In the Vaiseșika Philosophy, the theory of infinite beginningless cycles of creation and dissolution is accepted.
Creation is followed by dissolution which, in its turn, is followed by creation. At the time of creation, the four types of material atoms which were in the state of disintegration at the time of dissolution are again integrated. The souls, the atoms, time, directions and space are eternal entities that continue to exist even at the time of dissolution. Both creation and dissolution are not accepted in Jainism. The descending and ascending time-wheel have partial similarity with the concepts of creation and dissolution. The sixth period (spoke) of the descending time-wheel is very much like the state of dissolution. Evolution starts from the 2nd period (spoke) of the ascending time-wheel. This order of evolving and devolving cycles is called time-wheel with eternal recurrence. This time-wheel obtains only in the five continents, named Bharata and five, named Airāvat.
The Jain philosophy upholds the doctrine of transformation with continuity (eternality with change). The substance (Being) never loses its existence, and in this sense, it is eternal. The substance, however, is subject to constant transformation (Becoming), and in this sense, the Jainism upholds the aspect of transformation. Being and Becoming cannot be separated. This is the essence of the doctrine of 'eternality with transformation'.? The essence of the doctrine of transformation is explained by the phrase "kimśarīratva" (identification of the possessor of the body).
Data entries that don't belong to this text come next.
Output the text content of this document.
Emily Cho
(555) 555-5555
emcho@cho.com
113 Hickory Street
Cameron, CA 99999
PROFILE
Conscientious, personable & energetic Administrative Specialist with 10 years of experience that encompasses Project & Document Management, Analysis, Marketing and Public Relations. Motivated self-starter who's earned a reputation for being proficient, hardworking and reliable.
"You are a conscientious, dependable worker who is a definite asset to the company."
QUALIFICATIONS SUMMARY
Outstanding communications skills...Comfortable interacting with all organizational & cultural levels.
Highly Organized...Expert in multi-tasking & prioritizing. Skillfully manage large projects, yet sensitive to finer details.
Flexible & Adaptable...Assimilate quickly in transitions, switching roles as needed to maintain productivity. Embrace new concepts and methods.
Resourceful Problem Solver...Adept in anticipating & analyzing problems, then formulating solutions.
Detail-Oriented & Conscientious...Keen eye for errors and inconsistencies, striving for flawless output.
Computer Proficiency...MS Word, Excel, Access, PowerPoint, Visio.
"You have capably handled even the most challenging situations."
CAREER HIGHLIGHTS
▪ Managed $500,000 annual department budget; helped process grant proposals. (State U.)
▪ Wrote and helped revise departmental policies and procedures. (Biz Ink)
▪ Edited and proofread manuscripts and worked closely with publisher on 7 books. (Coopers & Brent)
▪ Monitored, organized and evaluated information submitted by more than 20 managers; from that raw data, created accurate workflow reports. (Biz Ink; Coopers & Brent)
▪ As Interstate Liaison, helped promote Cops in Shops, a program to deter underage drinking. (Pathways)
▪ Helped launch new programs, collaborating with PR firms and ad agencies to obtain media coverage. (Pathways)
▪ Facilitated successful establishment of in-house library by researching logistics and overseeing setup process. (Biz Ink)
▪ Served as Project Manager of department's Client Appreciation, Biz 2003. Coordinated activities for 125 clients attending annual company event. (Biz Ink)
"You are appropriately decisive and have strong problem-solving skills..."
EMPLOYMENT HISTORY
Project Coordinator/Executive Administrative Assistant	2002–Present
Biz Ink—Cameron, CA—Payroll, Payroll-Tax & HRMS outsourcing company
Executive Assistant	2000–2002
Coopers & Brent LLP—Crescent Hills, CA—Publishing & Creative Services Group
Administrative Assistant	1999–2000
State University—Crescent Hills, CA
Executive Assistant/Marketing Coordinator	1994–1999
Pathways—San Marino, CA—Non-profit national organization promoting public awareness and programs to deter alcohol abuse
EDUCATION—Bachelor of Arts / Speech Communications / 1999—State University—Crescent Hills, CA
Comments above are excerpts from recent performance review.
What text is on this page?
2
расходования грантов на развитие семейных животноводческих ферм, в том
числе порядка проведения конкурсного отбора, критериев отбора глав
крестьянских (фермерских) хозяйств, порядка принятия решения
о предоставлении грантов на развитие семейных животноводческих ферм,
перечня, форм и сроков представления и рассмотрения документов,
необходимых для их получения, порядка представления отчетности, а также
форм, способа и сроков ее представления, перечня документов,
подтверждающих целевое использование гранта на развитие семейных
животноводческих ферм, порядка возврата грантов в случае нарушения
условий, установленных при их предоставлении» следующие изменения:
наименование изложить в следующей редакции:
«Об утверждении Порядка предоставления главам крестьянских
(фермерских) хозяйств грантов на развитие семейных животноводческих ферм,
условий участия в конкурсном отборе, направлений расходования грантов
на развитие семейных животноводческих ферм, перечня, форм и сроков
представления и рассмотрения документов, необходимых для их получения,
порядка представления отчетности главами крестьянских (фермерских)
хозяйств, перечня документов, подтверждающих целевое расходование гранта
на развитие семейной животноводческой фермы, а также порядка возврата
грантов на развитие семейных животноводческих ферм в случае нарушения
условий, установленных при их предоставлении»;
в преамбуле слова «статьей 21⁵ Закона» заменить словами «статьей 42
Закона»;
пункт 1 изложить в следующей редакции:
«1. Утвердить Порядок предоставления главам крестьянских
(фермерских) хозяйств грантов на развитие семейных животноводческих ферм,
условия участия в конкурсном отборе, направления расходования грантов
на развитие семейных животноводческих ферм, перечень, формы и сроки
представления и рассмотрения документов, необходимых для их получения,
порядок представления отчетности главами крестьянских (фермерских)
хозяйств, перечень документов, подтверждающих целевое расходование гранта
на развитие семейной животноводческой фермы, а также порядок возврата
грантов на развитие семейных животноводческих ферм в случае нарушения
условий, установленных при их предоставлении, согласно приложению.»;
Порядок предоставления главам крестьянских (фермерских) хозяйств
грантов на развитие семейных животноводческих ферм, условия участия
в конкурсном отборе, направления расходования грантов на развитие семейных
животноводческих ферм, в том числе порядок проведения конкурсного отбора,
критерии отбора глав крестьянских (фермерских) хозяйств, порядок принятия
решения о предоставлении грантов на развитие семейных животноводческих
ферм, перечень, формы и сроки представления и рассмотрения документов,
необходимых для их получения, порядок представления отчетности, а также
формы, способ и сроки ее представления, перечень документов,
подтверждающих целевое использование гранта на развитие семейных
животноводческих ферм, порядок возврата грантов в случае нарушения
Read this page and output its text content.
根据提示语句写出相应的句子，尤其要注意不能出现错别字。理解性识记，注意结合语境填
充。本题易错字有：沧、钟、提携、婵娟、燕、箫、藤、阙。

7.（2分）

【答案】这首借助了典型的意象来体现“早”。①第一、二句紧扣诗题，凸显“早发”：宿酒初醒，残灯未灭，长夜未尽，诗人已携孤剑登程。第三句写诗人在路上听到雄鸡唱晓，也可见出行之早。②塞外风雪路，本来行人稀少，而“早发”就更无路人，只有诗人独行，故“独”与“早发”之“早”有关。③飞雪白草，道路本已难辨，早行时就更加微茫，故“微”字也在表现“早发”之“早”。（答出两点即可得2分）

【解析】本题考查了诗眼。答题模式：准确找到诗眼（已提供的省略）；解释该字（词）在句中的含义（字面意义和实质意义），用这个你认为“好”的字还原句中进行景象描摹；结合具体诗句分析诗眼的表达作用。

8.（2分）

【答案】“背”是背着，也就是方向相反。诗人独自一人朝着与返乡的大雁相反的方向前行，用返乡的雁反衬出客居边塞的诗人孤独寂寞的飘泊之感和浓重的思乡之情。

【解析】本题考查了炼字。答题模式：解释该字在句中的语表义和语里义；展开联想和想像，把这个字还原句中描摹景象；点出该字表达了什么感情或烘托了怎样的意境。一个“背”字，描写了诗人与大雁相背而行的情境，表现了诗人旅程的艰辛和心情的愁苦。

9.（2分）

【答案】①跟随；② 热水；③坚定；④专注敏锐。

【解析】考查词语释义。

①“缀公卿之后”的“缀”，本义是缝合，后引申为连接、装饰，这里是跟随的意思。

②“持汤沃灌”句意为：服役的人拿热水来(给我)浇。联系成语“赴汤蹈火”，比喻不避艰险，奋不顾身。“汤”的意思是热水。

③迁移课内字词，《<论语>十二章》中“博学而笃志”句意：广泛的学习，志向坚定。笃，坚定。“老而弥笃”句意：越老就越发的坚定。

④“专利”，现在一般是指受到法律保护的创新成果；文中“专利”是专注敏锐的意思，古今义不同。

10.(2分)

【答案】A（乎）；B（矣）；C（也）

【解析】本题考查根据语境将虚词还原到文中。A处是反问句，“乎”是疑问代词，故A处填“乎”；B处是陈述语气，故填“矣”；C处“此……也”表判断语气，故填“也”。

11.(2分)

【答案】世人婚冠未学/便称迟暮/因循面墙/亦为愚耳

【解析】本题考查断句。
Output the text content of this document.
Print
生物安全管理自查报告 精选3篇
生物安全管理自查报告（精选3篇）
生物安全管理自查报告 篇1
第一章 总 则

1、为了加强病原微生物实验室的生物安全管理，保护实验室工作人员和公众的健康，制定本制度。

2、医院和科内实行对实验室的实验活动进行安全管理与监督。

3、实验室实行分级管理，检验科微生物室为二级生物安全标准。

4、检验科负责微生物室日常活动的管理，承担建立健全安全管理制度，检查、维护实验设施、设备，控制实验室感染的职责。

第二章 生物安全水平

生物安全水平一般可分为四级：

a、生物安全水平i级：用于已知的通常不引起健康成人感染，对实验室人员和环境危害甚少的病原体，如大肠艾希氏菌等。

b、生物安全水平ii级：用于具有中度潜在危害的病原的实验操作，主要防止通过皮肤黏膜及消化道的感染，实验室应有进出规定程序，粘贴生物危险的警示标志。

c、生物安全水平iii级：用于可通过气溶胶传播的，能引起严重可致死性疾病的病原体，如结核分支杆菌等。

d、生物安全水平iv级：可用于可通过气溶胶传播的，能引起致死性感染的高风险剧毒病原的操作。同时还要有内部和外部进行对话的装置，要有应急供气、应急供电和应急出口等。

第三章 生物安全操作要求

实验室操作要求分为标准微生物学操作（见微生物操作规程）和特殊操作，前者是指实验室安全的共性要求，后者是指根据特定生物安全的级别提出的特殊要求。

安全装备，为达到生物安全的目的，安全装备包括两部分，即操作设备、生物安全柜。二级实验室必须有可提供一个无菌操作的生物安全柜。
For instance, a grain of rice which has the body of vegetation-souls is transformed, on being cooked, into the body of 'fire souls'. In its preceding mode, it was a vegetation-soul, where as in its succeeding mode, it becomes fire-soul. The preceding mode does not continue in the succeeding mode. The result of transformation is the origination of a new mode. To take another example, the iron is the body of an earth-soul and the bone is the body of a soul of a mobile being. But when heated, they are transformed into the body of fire-souls.